My girlfriend and I just climbed this route! What an amazing route in a super alpine location. If you want a real adventure, this is it. This route and range deserves much more attention so were hoping some notes on the route will get people back there;

To find the start of the route; you should notice an awesome access ledge starting on the lower left side of the wall and rising to the right across the face. Scramble up to the ledge on the left and traverse it right to where it almost peters out, look up and you will see the beautiful white granite face with cracks and black chicken heads(left of big white corner with tiny crack in it). The corner system of P3 and P4 is obvious above this.
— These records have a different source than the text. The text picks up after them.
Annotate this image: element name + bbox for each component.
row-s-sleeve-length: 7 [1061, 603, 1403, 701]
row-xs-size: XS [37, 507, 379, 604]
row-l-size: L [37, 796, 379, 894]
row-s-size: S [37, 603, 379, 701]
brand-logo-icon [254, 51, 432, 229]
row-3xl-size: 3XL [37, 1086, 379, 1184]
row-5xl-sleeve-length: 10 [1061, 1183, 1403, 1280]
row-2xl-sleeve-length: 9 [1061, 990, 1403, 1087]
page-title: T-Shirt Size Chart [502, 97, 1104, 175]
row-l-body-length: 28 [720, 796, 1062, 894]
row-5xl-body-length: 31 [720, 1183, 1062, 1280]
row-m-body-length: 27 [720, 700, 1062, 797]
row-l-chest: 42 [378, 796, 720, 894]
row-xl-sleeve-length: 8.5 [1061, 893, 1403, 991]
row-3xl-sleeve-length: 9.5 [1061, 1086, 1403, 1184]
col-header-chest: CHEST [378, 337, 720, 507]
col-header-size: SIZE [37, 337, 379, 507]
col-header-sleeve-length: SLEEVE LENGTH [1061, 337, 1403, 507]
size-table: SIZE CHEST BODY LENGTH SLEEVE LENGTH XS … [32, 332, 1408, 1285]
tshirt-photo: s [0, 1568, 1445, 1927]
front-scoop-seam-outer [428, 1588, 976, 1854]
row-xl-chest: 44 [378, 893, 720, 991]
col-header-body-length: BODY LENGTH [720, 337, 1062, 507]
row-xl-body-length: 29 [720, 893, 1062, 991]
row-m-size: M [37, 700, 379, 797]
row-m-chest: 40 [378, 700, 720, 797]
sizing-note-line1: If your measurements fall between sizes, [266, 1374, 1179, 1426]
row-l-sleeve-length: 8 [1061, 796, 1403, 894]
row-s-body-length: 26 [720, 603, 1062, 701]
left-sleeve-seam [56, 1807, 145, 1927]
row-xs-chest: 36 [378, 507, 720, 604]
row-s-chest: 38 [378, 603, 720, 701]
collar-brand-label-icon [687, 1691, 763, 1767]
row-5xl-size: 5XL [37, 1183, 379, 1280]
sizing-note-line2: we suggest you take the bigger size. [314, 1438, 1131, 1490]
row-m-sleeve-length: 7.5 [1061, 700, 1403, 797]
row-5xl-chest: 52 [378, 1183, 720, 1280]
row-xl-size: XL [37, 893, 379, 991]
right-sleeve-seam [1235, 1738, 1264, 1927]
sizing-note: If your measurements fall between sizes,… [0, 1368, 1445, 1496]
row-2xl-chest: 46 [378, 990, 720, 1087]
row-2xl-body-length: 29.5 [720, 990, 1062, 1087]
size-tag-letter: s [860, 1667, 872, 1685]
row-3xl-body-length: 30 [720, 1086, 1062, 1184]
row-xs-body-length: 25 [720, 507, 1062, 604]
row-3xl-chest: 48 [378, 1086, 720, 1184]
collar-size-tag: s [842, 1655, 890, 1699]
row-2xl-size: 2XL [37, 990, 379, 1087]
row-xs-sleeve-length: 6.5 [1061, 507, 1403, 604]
Also at the top of the wall a giant horn is obvious, sticking out from the wall, this feature seems to disappear as you get higher.

P1, we followed the line of least resistance aiming for the white face. This pitch begins with balancy climbing on knobs and some thin gear then good cracks to a decent stance. At the stance a horn on the right has some old tat on it but you can use nuts and medium cams for a more convenient belay. Almost exactly 30m (5.9+)

P2, climb thin and flaring cracks on slab, some stemming opportunities, small tricky gear, but enough to keep climbing, a 0.2 BD x4 placement was crucial for me. Traverse slab a few steps left and then up to best looking cracks in the bulge. Take a minute to soak up the exposure!! Good feet/rest out left just before crux. A key 0.75 BD cam pod protects the crux move. Knobs for feet and hands are crucial! Climb up through crux before next decent gear opportunity. So Pumpy! I belayed awkwardly just below a comfy ledge which had no gear:( This belay took some tiny cams/nuts and a #2 (5.11+)30m

P3, Its far from over. A cruxy boulder problem on knobs and flaring cracks (tricky gear) gets you off the ledge into more hard to protect flaring cracks. Finally an undercling move right on crazy orange and yellow rock gets you to an awesome steep hand crack. If you have a light rack, run it out to a huge chicken head. You can stand on the chicken head for a sorta comfy belay. Belay takes big cams. (5.10+ or 5.11-) 25m

P4 you are in the corner system now, keep going up it. This pitch is steep and burly, laybacking, stemming and offwidth moves. Most wide cracks can be protected with smaller gear. Finally an awkward mantle gets you on to a small slab with a finger crack above. We traversed right here to a great belay ledge just below the summit. (5.10+) 45m

P5 stem and tiptoe on loose and grainy rock following path of least resistance and mantle directly on to flat terrace just below true summit. (5.8) 20m

Access summit by heading right (south) on the terrace to an obvious chimney feature. Easy climbing gets you to the summit

Descent: With 1 60m rope, we made 1 rap and did some down climbing south from the summit to the nearest notch. At the notch we rapped west, twice off horns into the gully, the second rap we veered climbers right onto the west face of the Main/middle peak. We then down climbed 100 feet and rapped off another slung horn into a giant corner feature climbers right. There is a big ledge in the corner feature with a giant boulder that looks like a sinking ship, we slung this and rapped to a another convenient ledge just above the Chikimin glacier. Traverse this ledge climbers right to a big cave(good place to put on boots for the snow). A big boulder with tat around it is obvious, rap here to glacier, ninja moves and tarzan swinging with axe get you across moat to Chikimin. This last rap and most of the route is very exposed to rock fall, be fast! Overall this seems like a good alternative to traversing Middle peak/finishing the gunrunner traverse if you and tired and not stoked on leading more pitches of rock.